FINRA: The Financial Industry Regulatory Authority has issued guidance stressing that AI-generated communications are subject to the same rules as any client communication. Firms must test, validate, and supervise AI outputs, control for hallucinations or misleading content, and maintain books and records.
NIST: The U.S. National Institute of Standards and Technology’s AI Risk Management Framework (AI RMF) and its 2024 Generative AI Profile are increasingly being adopted as reference models for governance, testing, monitoring, and transparency.
Bottom line: Financial advisory firms are expected to treat AI like any other supervised technology:
Eliminate or mitigate conflicts of interest.
Supervise and archive AI-assisted client communications.
Validate models and monitor outputs for accuracy and fairness.
Maintain an inventory of models and third-party AI tools.
Provide transparent governance and evidence of controls.
In practice, this means firms can experiment with AI, but only if they can demonstrate the same level of oversight and compliance that applies to all other tools and communications in the advisory process.
Forward-looking firms are starting to ask: How do we capture the value of AI without the risks of shadow usage? The answer is not banning tools — that only drives usage deeper underground. Instead, the opportunity is to:
Map actual shadow AI usage. Understand what advisors are already doing. Most shadow AI tasks are low-stakes but high-friction (summarization, drafting, reminders).
Provide sanctioned alternatives. Introduce compliant, auditable ways to do the same work — with clear guidelines for what’s safe.

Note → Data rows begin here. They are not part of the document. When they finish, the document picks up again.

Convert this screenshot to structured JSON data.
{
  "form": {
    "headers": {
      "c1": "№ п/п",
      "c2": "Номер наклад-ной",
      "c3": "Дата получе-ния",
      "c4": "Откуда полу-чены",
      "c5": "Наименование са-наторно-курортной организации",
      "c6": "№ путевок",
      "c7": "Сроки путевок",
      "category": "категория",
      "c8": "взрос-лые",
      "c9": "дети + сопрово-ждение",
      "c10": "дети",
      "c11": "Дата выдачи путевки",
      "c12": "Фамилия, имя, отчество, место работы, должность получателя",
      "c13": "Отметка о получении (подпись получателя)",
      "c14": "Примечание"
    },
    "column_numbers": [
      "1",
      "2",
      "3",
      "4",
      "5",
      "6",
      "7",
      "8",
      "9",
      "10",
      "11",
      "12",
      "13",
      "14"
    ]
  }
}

Leverage standards like MCP (Model Context Protocol). MCP provides a secure way to connect AI assistants directly to systems like SideDrawer, so advisors can use AI to draft, summarize, and automate within governed, auditable workflows.
Educate and guide. Offer training and cultural framing: AI is here to assist, not replace.

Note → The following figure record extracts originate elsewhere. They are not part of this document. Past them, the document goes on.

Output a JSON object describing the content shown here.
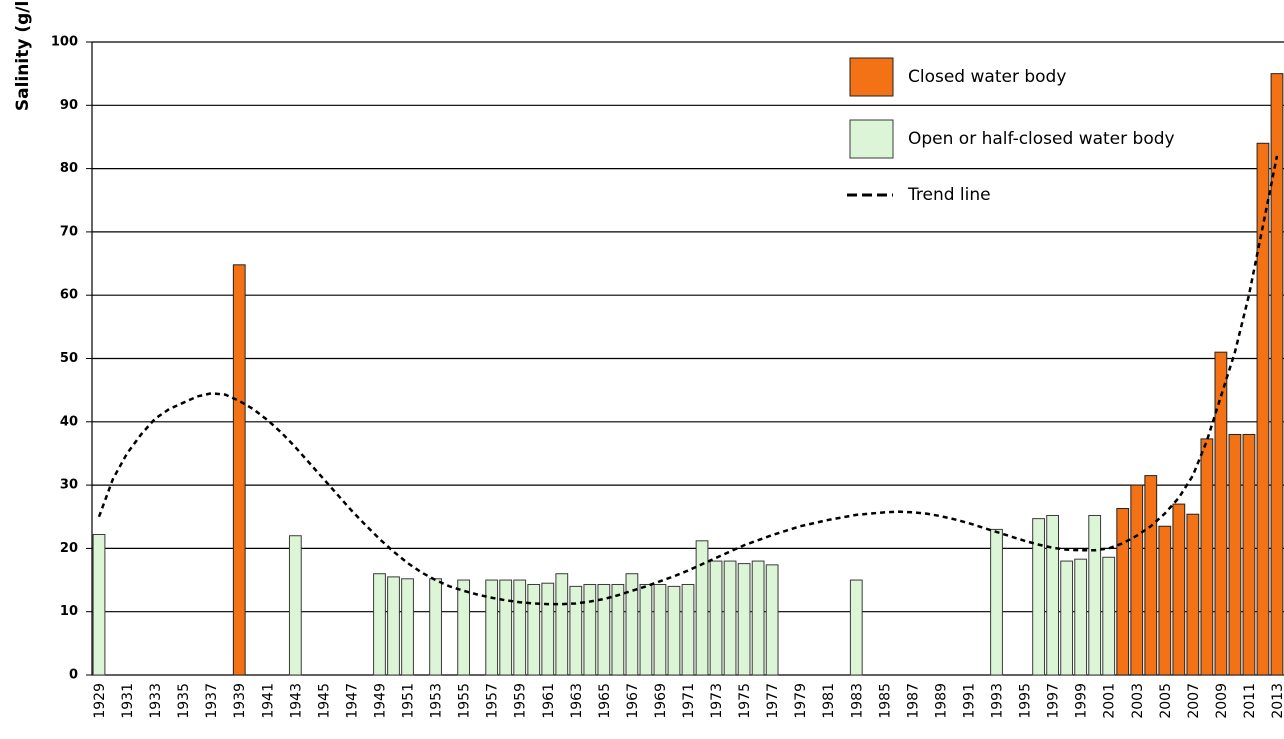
{
  "chart_data": {
    "type": "bar",
    "y_label": "Salinity (g/l)",
    "categories": [
      "1929",
      null,
      "1931",
      null,
      "1933",
      null,
      "1935",
      null,
      "1937",
      null,
      "1939",
      null,
      "1941",
      null,
      "1943",
      null,
      "1945",
      null,
      "1947",
      null,
      "1949",
      null,
      "1951",
      null,
      "1953",
      null,
      "1955",
      null,
      "1957",
      null,
      "1959",
      null,
      "1961",
      null,
      "1963",
      null,
      "1965",
      null,
      "1967",
      null,
      "1969",
      null,
      "1971",
      null,
      "1973",
      null,
      "1975",
      null,
      "1977",
      null,
      "1979",
      null,
      "1981",
      null,
      "1983",
      null,
      "1985",
      null,
      "1987",
      null,
      "1989",
      null,
      "1991",
      null,
      "1993",
      null,
      "1995",
      null,
      "1997",
      null,
      "1999",
      null,
      "2001",
      null,
      "2003",
      null,
      "2005",
      null,
      "2007",
      null,
      "2009",
      null,
      "2011",
      null,
      "2013"
    ],
    "series": [
      {
        "name": "Closed water body",
        "color": "#f47216",
        "border": "#222222",
        "values": [
          null,
          null,
          null,
          null,
          null,
          null,
          null,
          null,
          null,
          null,
          64.8,
          null,
          null,
          null,
          null,
          null,
          null,
          null,
          null,
          null,
          null,
          null,
          null,
          null,
          null,
          null,
          null,
          null,
          null,
          null,
          null,
          null,
          null,
          null,
          null,
          null,
          null,
          null,
          null,
          null,
          null,
          null,
          null,
          null,
          null,
          null,
          null,
          null,
          null,
          null,
          null,
          null,
          null,
          null,
          null,
          null,
          null,
          null,
          null,
          null,
          null,
          null,
          null,
          null,
          null,
          null,
          null,
          null,
          null,
          null,
          null,
          null,
          null,
          26.3,
          30,
          31.5,
          23.5,
          27,
          25.4,
          37.3,
          51,
          38,
          38,
          84,
          95
        ]
      },
      {
        "name": "Open or half-closed water body",
        "color": "#dcf5d6",
        "border": "#3a3a3a",
        "values": [
          22.2,
          null,
          null,
          null,
          null,
          null,
          null,
          null,
          null,
          null,
          null,
          null,
          null,
          null,
          22,
          null,
          null,
          null,
          null,
          null,
          16,
          15.5,
          15.2,
          null,
          15.2,
          null,
          15,
          null,
          15,
          15,
          15,
          14.3,
          14.5,
          16,
          14,
          14.3,
          14.3,
          14.3,
          16,
          14.3,
          14.3,
          14,
          14.3,
          21.2,
          18,
          18,
          17.6,
          18,
          17.4,
          null,
          null,
          null,
          null,
          null,
          15,
          null,
          null,
          null,
          null,
          null,
          null,
          null,
          null,
          null,
          23,
          null,
          null,
          24.7,
          25.2,
          18,
          18.3,
          25.2,
          18.6,
          null,
          null,
          null,
          null,
          null,
          null,
          null,
          null,
          null,
          null,
          null,
          null
        ]
      },
      {
        "name": "Trend line",
        "type": "line",
        "color": "#000000",
        "dashed": true,
        "values": [
          25,
          31,
          35,
          38,
          40.5,
          42,
          43,
          44,
          44.5,
          44.3,
          43.3,
          42,
          40.3,
          38.3,
          36,
          33.5,
          31,
          28.5,
          26,
          23.7,
          21.5,
          19.5,
          17.7,
          16.2,
          15,
          14,
          13.3,
          12.7,
          12.2,
          11.8,
          11.5,
          11.3,
          11.2,
          11.2,
          11.3,
          11.6,
          12,
          12.6,
          13.3,
          14,
          14.8,
          15.6,
          16.5,
          17.5,
          18.5,
          19.5,
          20.5,
          21.3,
          22.1,
          22.8,
          23.5,
          24,
          24.5,
          24.9,
          25.3,
          25.5,
          25.7,
          25.8,
          25.7,
          25.5,
          25.1,
          24.6,
          24,
          23.3,
          22.6,
          21.9,
          21.2,
          20.6,
          20.1,
          19.8,
          19.7,
          19.7,
          20,
          20.8,
          22,
          23.5,
          25.5,
          28,
          31.5,
          37,
          44,
          51,
          60,
          71,
          82
        ]
      }
    ],
    "ylim": [
      0,
      100
    ],
    "yticks": [
      0,
      10,
      20,
      30,
      40,
      50,
      60,
      70,
      80,
      90,
      100
    ],
    "grid": true,
    "legend": "top-right"
  }
}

If you lead a financial advisory firm, here’s where to start:
Survey anonymously. Ask advisors how they use AI in their daily workflows. Confidentiality will reveal hidden adoption.

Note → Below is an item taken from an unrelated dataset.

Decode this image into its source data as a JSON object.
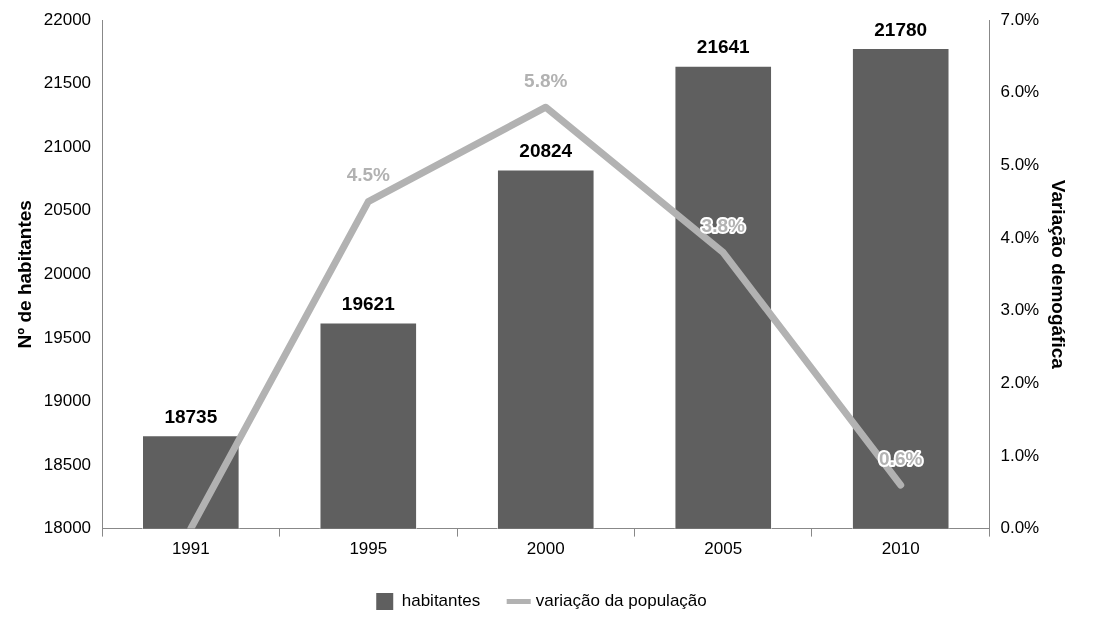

Identify high-friction workflows. Focus pilots on tasks like KYC renewal summaries or collaborator onboarding.
Run short pilots. Test AI-enhanced workflows in a 90-day cycle. Measure time saved, compliance risk reduced, and advisor satisfaction.
Build social proof. Package early wins into case studies. Enterprise procurement is driven by peer referrals more than by flashy demos.
Shadow AI use by advisors is proof of demand. Professionals are signaling, through their behavior, that they need faster, smarter ways to work. Firms that ignore this reality risk unmanaged exposure. Firms that embrace it can turn shadow AI into safe AI, strengthening compliance, protecting client trust, and building a foundation for future innovation.
At SideDrawer, we believe this is where the future of advisory technology lies: not in resisting change, but in designing pathways where innovation and compliance move together.